Thursday 23 April 2015

spliterators are just iterators

I've been mucking about on-and-off with a 2D pixel library (i.e images) and as one part of that I was trying to utilise the stream functions from java 8 and/or at least look into some functional callbacks.

I can't just use the jre stuff because they don't have byte or float streams and they don't handle 2D data; I wanted to be able to support sub-regions of a rectangular array accessed by offset with different strides.

It took me a little while to wrap my head around spliterators because I was looking at them as if their primary job was to split the work up into smaller chunks to be worked across threads; but this is completely the wrong way to frame them. They are instead just iterators that can be broken into non-overlapping parts.

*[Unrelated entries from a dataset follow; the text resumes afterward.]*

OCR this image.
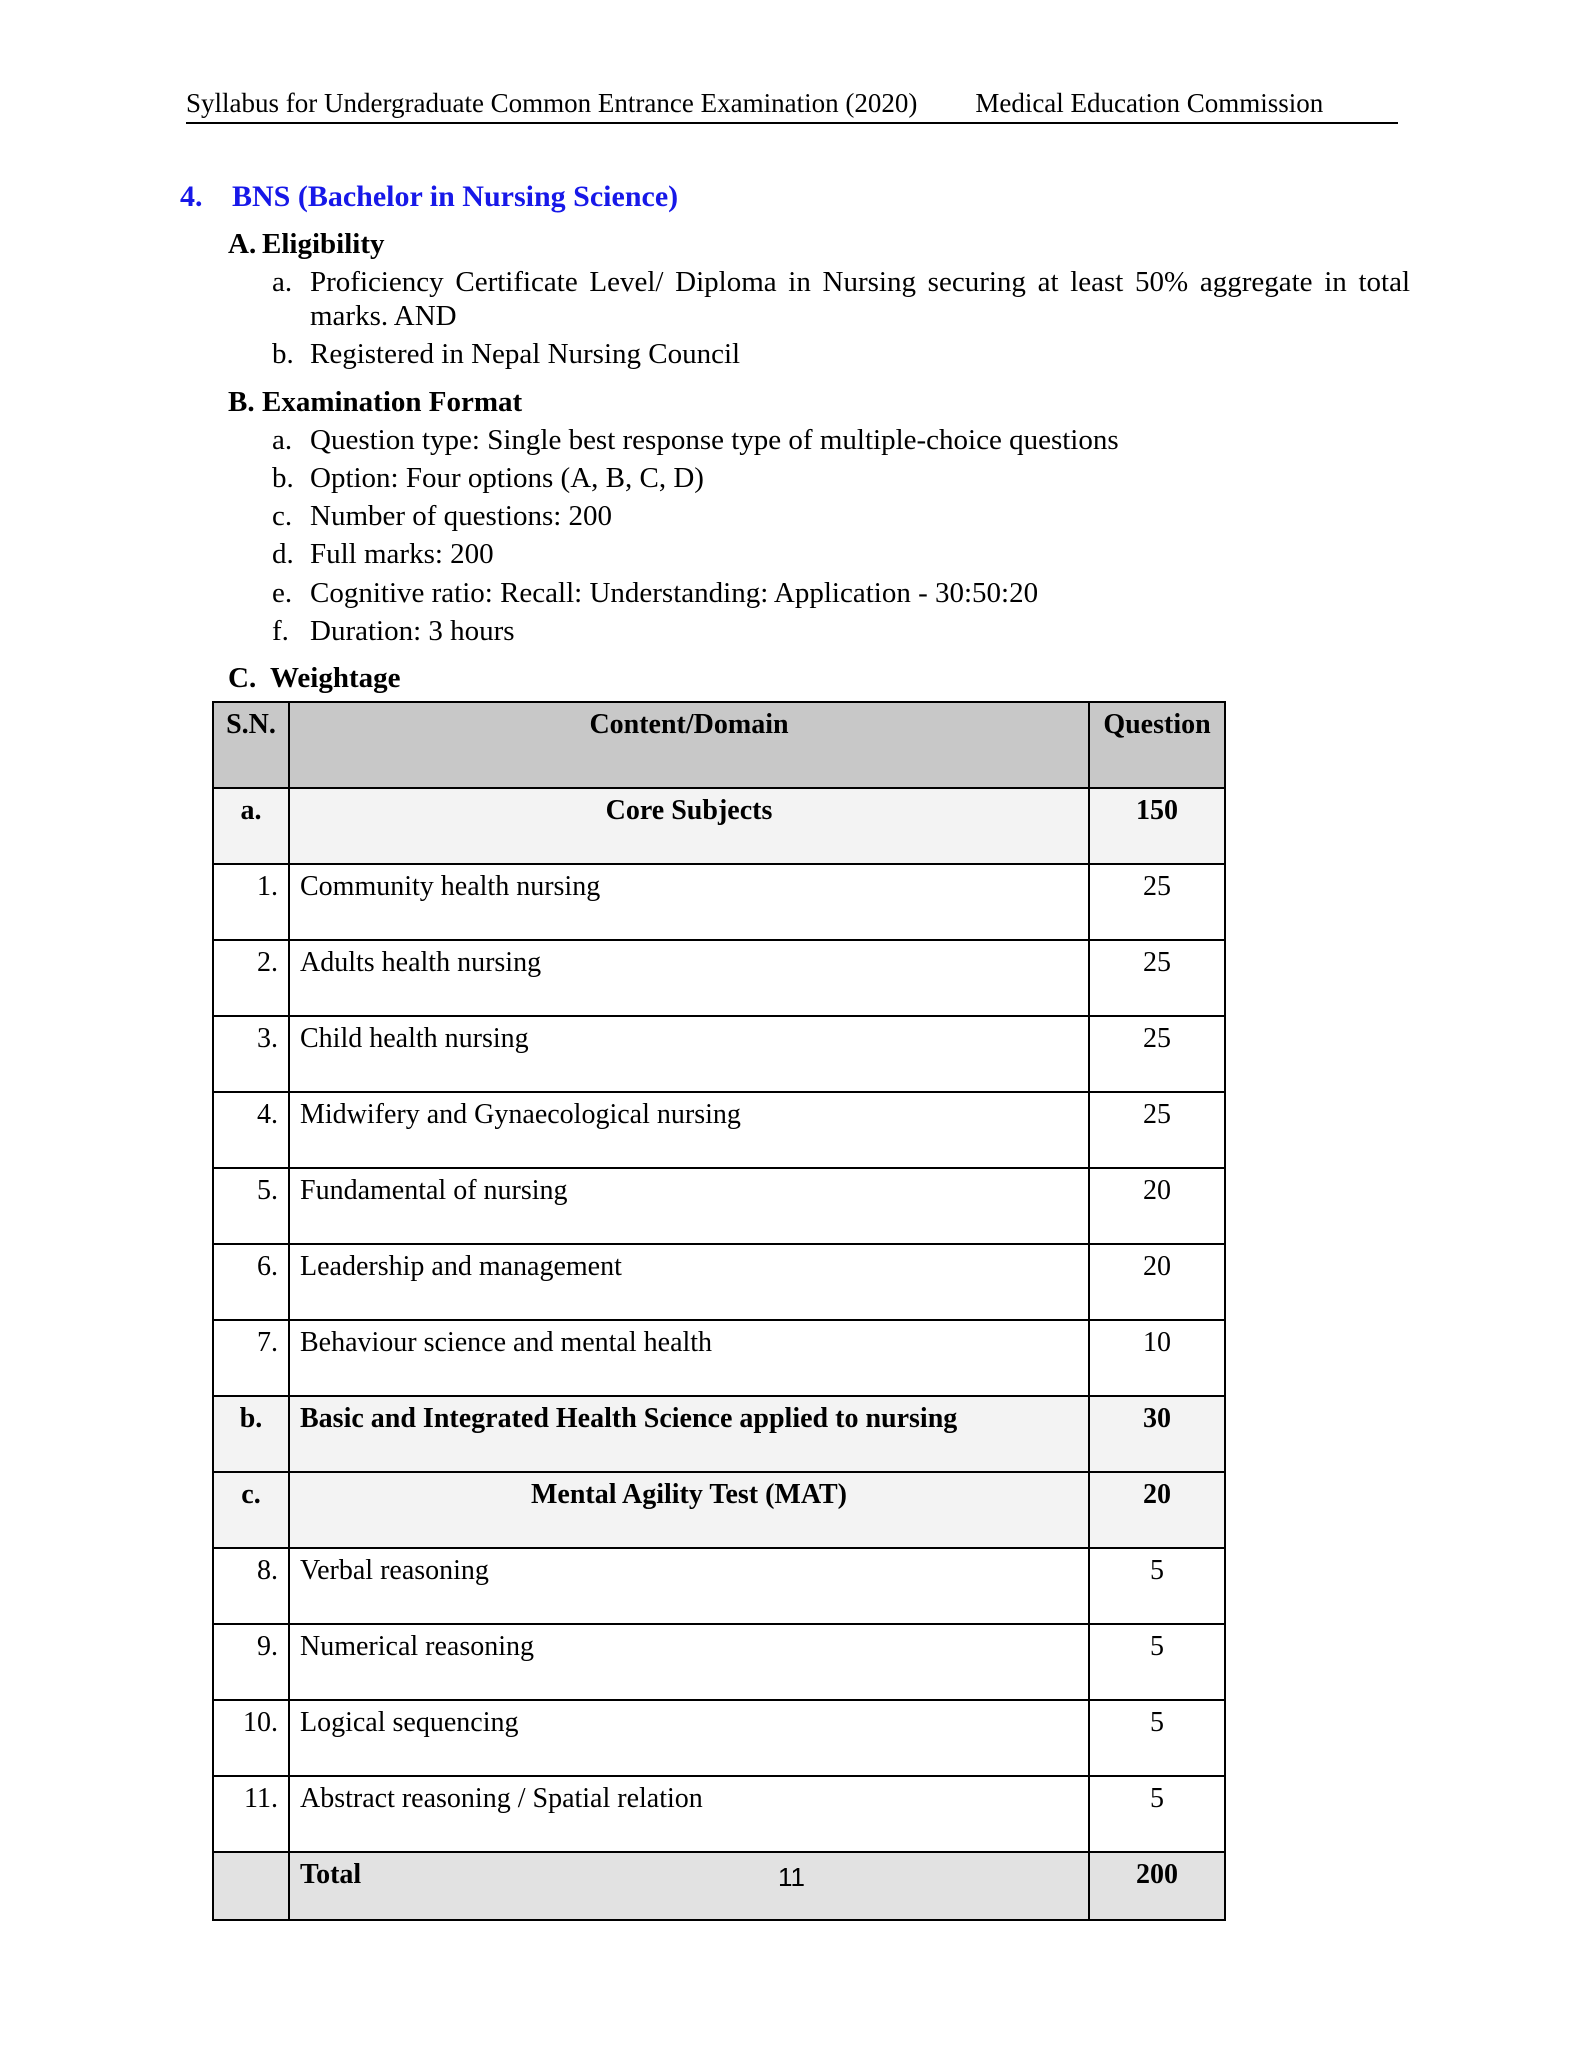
Syllabus for Undergraduate Common Entrance Examination (2020) Medical Education Commission
4. BNS (Bachelor in Nursing Science)
A. Eligibility
a. Proficiency Certificate Level/ Diploma in Nursing securing at least 50% aggregate in total marks. AND
b. Registered in Nepal Nursing Council
B. Examination Format
a. Question type: Single best response type of multiple-choice questions
b. Option: Four options (A, B, C, D)
c. Number of questions: 200
d. Full marks: 200
e. Cognitive ratio: Recall: Understanding: Application - 30:50:20
f. Duration: 3 hours
C. Weightage
S.N.	Content/Domain	Question
a.	Core Subjects	150
1.	Community health nursing	25
2.	Adults health nursing	25
3.	Child health nursing	25
4.	Midwifery and Gynaecological nursing	25
5.	Fundamental of nursing	20
6.	Leadership and management	20
7.	Behaviour science and mental health	10
b.	Basic and Integrated Health Science applied to nursing	30
c.	Mental Agility Test (MAT)	20
8.	Verbal reasoning	5
9.	Numerical reasoning	5
10.	Logical sequencing	5
11.	Abstract reasoning / Spatial relation	5
	Total	200
11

Once I realised that I had no trouble coming up with some 2D array streams of various types and trying to work out how to get better performance.

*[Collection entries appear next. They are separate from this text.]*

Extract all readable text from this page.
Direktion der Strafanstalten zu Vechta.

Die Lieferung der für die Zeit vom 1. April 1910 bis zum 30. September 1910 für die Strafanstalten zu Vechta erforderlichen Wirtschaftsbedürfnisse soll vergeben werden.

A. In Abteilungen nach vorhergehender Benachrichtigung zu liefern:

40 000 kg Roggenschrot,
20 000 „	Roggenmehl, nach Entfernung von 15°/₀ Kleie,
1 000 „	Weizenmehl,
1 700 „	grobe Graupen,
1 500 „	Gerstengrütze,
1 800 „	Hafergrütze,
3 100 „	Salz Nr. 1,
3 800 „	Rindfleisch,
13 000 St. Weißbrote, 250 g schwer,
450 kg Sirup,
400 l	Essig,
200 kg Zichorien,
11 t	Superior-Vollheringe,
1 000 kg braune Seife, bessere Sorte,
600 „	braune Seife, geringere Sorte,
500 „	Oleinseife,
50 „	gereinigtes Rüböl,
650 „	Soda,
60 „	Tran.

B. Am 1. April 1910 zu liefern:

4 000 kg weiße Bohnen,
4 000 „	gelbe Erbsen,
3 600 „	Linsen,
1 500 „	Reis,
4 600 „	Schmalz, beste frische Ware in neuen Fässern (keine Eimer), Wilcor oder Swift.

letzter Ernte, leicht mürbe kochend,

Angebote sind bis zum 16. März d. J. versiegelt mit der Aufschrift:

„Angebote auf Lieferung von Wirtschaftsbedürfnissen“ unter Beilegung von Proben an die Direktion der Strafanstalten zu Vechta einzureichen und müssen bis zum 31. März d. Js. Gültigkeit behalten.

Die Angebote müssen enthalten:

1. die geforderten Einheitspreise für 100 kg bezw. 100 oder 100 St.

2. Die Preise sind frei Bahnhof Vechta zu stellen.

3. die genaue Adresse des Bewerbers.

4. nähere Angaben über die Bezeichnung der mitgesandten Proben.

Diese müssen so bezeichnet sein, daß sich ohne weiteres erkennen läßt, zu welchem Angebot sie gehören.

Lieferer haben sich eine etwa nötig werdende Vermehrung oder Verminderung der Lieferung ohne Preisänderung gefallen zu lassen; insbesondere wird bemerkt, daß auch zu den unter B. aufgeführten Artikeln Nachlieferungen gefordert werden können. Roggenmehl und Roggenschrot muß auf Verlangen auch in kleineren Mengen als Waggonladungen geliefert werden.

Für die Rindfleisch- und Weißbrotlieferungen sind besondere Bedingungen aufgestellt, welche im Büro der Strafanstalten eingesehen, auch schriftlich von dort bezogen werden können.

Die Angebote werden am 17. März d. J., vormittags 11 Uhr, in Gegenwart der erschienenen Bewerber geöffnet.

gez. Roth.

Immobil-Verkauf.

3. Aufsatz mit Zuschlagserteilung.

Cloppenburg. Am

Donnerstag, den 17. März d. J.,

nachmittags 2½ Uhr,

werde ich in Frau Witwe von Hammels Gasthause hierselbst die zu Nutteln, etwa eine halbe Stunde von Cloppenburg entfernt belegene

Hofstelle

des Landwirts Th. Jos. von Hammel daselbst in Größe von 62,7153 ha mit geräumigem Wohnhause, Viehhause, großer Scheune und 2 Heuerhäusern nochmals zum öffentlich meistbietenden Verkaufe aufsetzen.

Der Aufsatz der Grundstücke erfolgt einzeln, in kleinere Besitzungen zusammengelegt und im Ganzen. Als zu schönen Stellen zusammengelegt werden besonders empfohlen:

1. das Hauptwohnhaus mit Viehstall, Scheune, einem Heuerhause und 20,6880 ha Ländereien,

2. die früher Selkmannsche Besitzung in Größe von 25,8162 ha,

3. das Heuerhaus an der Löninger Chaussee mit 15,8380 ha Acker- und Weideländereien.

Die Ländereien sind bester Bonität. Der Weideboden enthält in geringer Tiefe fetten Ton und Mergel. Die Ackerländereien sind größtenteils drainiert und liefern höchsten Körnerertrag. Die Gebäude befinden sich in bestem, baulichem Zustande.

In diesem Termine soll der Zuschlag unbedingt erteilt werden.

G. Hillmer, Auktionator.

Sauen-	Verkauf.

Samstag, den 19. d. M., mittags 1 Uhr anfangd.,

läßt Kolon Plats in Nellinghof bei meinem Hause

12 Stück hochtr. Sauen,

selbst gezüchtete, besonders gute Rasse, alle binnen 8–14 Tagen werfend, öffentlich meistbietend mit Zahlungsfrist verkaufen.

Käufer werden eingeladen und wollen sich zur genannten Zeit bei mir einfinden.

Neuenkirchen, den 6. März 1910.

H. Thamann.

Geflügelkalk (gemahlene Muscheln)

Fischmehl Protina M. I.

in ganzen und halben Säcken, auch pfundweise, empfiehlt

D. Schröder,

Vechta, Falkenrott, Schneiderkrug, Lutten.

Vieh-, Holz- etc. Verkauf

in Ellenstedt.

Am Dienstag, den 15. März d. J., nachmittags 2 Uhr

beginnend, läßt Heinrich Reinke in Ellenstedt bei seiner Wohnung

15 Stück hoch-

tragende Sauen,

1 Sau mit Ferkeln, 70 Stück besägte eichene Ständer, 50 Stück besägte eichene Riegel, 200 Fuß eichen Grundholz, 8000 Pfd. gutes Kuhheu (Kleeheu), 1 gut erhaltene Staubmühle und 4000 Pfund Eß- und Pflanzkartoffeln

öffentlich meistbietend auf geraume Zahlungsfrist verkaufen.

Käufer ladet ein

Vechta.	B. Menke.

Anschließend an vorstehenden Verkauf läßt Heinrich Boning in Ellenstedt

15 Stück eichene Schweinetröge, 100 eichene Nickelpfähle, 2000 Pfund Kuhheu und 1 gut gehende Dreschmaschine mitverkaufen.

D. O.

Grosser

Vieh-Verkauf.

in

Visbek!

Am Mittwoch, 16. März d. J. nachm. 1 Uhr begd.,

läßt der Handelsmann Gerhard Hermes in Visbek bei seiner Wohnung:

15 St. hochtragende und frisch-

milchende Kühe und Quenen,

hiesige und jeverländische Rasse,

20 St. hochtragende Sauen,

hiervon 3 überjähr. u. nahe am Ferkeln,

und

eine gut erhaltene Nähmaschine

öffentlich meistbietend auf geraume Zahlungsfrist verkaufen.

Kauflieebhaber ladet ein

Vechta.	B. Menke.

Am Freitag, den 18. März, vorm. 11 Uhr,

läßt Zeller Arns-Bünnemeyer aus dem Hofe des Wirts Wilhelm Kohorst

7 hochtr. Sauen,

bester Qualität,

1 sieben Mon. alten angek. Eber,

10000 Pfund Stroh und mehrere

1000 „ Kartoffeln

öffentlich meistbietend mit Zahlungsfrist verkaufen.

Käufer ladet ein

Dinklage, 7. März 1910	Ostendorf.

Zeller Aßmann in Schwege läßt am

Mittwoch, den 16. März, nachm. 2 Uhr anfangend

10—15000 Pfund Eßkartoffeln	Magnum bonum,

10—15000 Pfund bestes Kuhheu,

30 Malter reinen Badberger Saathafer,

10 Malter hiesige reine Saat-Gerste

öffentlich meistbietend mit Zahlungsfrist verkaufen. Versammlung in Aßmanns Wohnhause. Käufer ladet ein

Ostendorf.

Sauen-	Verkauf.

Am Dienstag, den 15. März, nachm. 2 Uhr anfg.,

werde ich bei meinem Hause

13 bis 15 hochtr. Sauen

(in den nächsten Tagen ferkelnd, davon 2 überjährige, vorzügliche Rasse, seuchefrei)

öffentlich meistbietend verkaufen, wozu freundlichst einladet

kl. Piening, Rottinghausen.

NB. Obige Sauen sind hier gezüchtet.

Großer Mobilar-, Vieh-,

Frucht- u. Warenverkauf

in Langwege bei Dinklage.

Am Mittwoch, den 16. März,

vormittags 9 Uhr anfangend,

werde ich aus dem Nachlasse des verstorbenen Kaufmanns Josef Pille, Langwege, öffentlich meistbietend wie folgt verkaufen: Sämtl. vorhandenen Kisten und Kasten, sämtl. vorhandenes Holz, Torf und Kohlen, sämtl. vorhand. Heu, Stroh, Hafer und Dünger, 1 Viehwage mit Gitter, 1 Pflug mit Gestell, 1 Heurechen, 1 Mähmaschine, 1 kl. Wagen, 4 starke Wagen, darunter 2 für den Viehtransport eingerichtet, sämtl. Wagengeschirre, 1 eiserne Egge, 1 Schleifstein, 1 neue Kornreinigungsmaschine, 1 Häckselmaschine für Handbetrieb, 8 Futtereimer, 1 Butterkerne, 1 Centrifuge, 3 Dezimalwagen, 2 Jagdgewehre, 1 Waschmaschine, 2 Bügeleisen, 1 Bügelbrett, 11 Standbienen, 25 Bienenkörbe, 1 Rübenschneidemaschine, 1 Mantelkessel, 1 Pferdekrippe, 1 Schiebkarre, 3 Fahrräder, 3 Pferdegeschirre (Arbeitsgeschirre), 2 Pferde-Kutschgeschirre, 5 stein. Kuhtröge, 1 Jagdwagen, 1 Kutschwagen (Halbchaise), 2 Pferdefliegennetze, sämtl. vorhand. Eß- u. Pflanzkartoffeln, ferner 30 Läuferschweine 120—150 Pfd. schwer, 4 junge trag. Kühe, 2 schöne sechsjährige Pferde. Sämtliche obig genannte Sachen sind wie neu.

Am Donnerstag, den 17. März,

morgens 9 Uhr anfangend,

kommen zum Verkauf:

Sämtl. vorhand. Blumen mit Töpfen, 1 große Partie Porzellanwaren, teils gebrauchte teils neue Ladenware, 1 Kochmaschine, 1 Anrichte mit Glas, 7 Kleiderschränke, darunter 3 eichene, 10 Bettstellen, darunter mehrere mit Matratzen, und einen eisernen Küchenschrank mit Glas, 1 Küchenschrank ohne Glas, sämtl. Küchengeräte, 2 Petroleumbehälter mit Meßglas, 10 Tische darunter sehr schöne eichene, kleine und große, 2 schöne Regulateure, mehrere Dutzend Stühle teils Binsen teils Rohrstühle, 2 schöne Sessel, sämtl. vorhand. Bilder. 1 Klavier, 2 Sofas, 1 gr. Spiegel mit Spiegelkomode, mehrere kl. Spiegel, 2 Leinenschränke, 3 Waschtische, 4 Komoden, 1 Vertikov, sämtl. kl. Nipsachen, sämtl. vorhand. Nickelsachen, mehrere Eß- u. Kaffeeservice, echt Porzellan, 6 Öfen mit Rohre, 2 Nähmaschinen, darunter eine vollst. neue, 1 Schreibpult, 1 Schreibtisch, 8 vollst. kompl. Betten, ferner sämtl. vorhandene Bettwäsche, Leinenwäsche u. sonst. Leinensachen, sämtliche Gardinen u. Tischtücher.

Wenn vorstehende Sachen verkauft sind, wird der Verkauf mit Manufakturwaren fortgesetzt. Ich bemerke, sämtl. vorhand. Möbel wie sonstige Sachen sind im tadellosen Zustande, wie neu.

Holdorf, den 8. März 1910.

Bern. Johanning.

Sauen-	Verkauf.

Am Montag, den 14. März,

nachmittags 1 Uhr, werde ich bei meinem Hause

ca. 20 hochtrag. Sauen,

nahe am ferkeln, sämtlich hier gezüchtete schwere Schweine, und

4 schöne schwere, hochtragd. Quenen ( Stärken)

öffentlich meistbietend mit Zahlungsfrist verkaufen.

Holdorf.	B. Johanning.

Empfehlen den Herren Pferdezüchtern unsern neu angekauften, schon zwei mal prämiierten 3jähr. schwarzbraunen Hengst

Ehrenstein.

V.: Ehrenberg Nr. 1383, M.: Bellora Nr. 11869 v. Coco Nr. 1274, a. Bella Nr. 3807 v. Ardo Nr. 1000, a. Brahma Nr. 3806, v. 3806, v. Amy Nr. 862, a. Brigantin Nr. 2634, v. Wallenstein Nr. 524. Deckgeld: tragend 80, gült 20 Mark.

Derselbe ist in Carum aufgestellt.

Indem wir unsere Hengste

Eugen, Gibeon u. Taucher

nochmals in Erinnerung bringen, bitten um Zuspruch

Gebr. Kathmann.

Given the code complexity i'm fairly impressed with the performance of the stream code in general but it doesn't always seem to interact with the jvm very well. Some code I have gets slower once hotspot has completed it's optimisations; which is odd. And sometimes it's really not too fast at all.

So I have a test-case which creates a 2D byte array of 1024x1024 elements and sums up every element as an integer 1000 times in tight loop.

The basic object i'm using for these tests is:

class BytePixels {
    public final byte[] pixels;
    public final int width, height, stride, offset;

    public int offset(int x, int y)  { return x+y*stride+offset; }
    public int getb(int x, int y)    { return pixels[offset(x,y)] & 0xff; }
    public int getb(int i)           { return pixels[i] & 0xff; }
}

The machine is a quad-core cpu and 4 threads are used whenever concurrency.

I'll go through some of the cases I tried and show the inner loops. For the most part i'm assuming offset is not zero since that case is a little simpler but its difference to runtime is minimal. I'm applying obvious micro-optimisations like copying loop bounds or array pointers to local variables.

The first examples are just using basic Java & jre facilities.

376ms Nested loops with getb(x,y)

This loops over the dimensions of the image and calls getb(x,y) to retrieve each element.

for (int y = 0; y < height; y++)
    for (int x = 0; x < width; x++)
        sum += bp.getb(x, y);

This sets a base-line for the most obvious implementation.

387ms Nested loops with pixels[o++]

This loops over the dimensions but removes the internal array calculation by calculating the offset at the start of each row and then accessing the pixel values directly.

for (int y = 0; y < height; y++)
    for (int x = 0, o = bp.offset(0, y); x < width; x++)
        sum += pixels[o++] & 0xff;

This is supposedly optimised ... but executes marginally slower or about the same. Ahah what? I can't explain this one.

328ms Nested loops with pixels[o++] take 2

This is the same as the previous but changes the inner loop bounds checking so that the incrementing value is the same one used as the bounds check.

for (int y = 0; y < height; y++)
    for (int o = bp.offset(0, y), e = o + width; o < < e; o++)
        sum += pixels[o] & 0xff;

Given the simplicity of the change; this makes a pretty big difference. I must remember this for the future.

I only tried this whilst writing this post so went back and applied it to some of the other algorithms ...

2980ms map/reduce in parallel with flat indices.

This uses IntStream.range().parallel() to create a stream of all indices in the array and uses .map() to turn it into an array of elements. Because range is only 1-dimentional this is not a general solution merely 'best case'.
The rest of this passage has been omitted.